Le «ferite» procurate da «simili atti» - scrive il Papa - «sono profonde ed è urgente ristabilire la fiducia e la verità di ciò che è accaduto in passato per evitare che simili drammi si ripetano in futuro». Ai cattolici irlandesi - ma il richiamo è estensibile anche in quegli altri paesi dove si sono verificati analoghe violenze come gli Usa, la Germania, l’Olanda, l’Austria - Benedetto XVI ricorda, comunque, che «il grande impegno della maggioranza di sacerdoti e religiosi di Irlanda non deve essere oscurato dalle trasgressioni e dai tradimenti di alcuni loro confratelli...». Per il futuro, Ratzinger alla Chiesa chiede un impegno maggiore per «la difesa dei bambini» e ai sacerdoti di sforzarsi ancora di più «nella preghiera e nella santificazione lungo il cammino tracciato da Gesù».
La strada sbagliata del diritto canonico
di GIAN ENRICO RUSCONI (La Stampa, 26/3/2010)
Povera Chiesa. Si sente ingiustamente attaccata, diffamata, umiliata per comportamenti che essa stessa considera orribili peccati. Si sente colpevolizzata per aver cercato di arginare in silenzio il male commesso da alcuni suoi rappresentanti, per aver tentato di contenerne gli effetti nefasti. Per aver tentato di isolare i responsabili senza infierire su di essi. In breve, si sente vittima di un inatteso rigurgito antireligioso.
È questo ciò che pensano le autorità ecclesiastiche, che prendono la parola pubblicamente in queste settimane, di fronte all’inarrestabile torrente di rivelazioni sugli abusi e le violenze contro i minori, in tutte le parti del mondo. È sorprendente però che in questo contesto non sia emerso che cosa la Chiesa abbia fatto per risarcire (spiritualmente!) le vittime. Ma supponiamo che lo abbia fatto con umiltà e generosità. In silenzio.

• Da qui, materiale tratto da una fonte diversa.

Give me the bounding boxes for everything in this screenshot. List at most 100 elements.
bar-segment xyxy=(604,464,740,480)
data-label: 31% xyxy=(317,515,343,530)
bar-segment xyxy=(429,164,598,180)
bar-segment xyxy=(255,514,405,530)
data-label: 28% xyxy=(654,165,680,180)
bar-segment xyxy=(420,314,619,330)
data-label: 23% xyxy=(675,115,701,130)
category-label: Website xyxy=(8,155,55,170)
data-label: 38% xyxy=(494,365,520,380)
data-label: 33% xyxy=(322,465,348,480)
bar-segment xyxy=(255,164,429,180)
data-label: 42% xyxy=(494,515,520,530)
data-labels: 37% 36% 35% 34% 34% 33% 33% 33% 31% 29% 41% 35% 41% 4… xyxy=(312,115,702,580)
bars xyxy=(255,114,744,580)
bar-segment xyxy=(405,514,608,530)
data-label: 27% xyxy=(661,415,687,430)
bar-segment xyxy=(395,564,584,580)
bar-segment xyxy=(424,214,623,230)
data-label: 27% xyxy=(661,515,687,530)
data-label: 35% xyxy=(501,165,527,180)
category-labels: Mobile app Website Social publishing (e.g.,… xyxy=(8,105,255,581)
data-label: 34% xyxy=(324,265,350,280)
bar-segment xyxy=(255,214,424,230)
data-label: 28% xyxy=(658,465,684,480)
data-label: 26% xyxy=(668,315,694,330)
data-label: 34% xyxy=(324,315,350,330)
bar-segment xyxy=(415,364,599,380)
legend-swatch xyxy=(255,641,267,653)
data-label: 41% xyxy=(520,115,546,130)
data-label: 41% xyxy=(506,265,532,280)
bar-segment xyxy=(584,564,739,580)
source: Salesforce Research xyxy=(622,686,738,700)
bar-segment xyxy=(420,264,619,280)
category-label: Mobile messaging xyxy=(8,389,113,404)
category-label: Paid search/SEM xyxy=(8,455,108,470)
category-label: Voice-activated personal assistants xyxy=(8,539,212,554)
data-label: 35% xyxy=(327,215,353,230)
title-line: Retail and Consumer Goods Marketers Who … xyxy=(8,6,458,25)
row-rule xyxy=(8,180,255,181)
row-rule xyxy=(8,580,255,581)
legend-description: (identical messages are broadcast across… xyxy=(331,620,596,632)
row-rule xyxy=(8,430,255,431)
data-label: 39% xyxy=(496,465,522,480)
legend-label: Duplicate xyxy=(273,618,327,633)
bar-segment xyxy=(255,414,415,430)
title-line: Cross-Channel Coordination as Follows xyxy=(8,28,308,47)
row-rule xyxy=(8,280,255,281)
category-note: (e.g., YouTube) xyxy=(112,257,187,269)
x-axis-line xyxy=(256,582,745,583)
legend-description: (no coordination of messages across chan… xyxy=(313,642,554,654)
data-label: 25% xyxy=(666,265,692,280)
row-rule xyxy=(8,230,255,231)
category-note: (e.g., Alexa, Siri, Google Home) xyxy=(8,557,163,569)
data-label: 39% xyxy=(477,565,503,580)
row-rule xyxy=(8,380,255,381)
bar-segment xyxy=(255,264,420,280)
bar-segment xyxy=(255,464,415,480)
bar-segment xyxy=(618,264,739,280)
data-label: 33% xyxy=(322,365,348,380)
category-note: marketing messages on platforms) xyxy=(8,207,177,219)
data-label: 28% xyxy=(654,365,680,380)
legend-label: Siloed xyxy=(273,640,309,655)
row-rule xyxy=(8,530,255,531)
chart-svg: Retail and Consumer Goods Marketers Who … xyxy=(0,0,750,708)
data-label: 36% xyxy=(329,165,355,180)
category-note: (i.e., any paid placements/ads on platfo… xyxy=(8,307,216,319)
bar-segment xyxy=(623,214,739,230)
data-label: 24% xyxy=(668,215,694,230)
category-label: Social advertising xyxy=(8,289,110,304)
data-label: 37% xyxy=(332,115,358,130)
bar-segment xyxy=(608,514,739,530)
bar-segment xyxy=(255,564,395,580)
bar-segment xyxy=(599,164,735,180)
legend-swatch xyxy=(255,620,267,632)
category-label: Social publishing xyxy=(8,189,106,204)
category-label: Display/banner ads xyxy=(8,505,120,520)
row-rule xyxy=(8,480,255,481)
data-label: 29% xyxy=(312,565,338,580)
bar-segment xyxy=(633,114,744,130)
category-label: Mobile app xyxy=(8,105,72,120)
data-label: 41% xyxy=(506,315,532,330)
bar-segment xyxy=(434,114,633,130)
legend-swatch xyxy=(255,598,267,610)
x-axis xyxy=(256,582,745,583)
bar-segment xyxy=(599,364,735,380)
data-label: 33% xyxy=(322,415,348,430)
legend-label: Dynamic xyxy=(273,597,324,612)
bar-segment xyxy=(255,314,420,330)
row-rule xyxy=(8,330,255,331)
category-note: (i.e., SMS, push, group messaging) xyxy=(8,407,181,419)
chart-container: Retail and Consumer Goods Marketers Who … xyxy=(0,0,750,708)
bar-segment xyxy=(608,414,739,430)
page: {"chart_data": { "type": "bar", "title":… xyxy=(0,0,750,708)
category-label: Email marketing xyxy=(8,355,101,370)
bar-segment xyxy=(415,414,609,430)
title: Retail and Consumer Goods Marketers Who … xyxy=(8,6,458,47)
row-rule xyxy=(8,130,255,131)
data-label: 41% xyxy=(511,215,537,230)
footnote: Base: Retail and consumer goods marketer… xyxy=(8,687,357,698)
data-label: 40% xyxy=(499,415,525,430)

Eppure c’è un terribile equivoco in questo comprensibile atteggiamento. Il silenzio non è più una virtù. Gli uomini di Chiesa non capiscono che hanno a che fare con un profondo mutamento della sensibilità pubblica. Con un’etica pubblica che essi - convinti di essere esperti di comunicazione sociale - non hanno saputo cogliere né tanto meno interpretare. È penoso sentir dire che i comportamenti patologici denunciati sono gli effetti del «relativismo» e del «permissivismo amorale», alludendo in particolare all’apertura verso l’omosessualità.
Nei casi di pedofilia si tratta invece di fenomeni radicati antropologicamente, che sono esaltati, se non prodotti, da particolari condizioni ambientali e istituzionali (di istituzioni più o meno chiuse) ma sono presenti nello stesso ambito familiare.
Povera Chiesa, se per reagire a tutto questo - oltre ad assicurare per il futuro assoluta inflessibilità, e chiedere scusa per lo scandalo dato ai fedeli - continuerà ad avere come criterio primario di orientamento la difesa ad oltranza delle istituzioni coinvolte. E come strumento di giudizio il codice di diritto canonico. In altre parole se continuerà a considerare la problematica che è esplosa come una questione trattabile con gli strumenti della legislazione ecclesiastica interna.
In questi mesi i non esperti di diritto canonico hanno appreso con stupore l’assoluta inadeguatezza di tale codice nella definizione del crimine (o se vogliamo, del peccato) della pedofilia e della fenomenologia connessa. Come si può punire un crimine (o un peccato) anzi individuarne l’eccezionale gravità morale, se mancano gli strumenti della sua definizione? Senza contare la posizione di insindacabile potere discrezionale e decisionale della massima autorità della Chiesa su questa tematica.
Ma - ripeto - la questione non è giuridica bensì di sensibilità morale. E qui tocchiamo un punto cruciale. A una malriposta, anche se soggettivamente benintenzionata disponibilità a non infierire (uso questo termine soltanto per capire le autorità ecclesiastiche giudicanti) contro i preti pedofili, corrisponde un atteggiamento assolutamente inadeguato verso la sessualità come tale.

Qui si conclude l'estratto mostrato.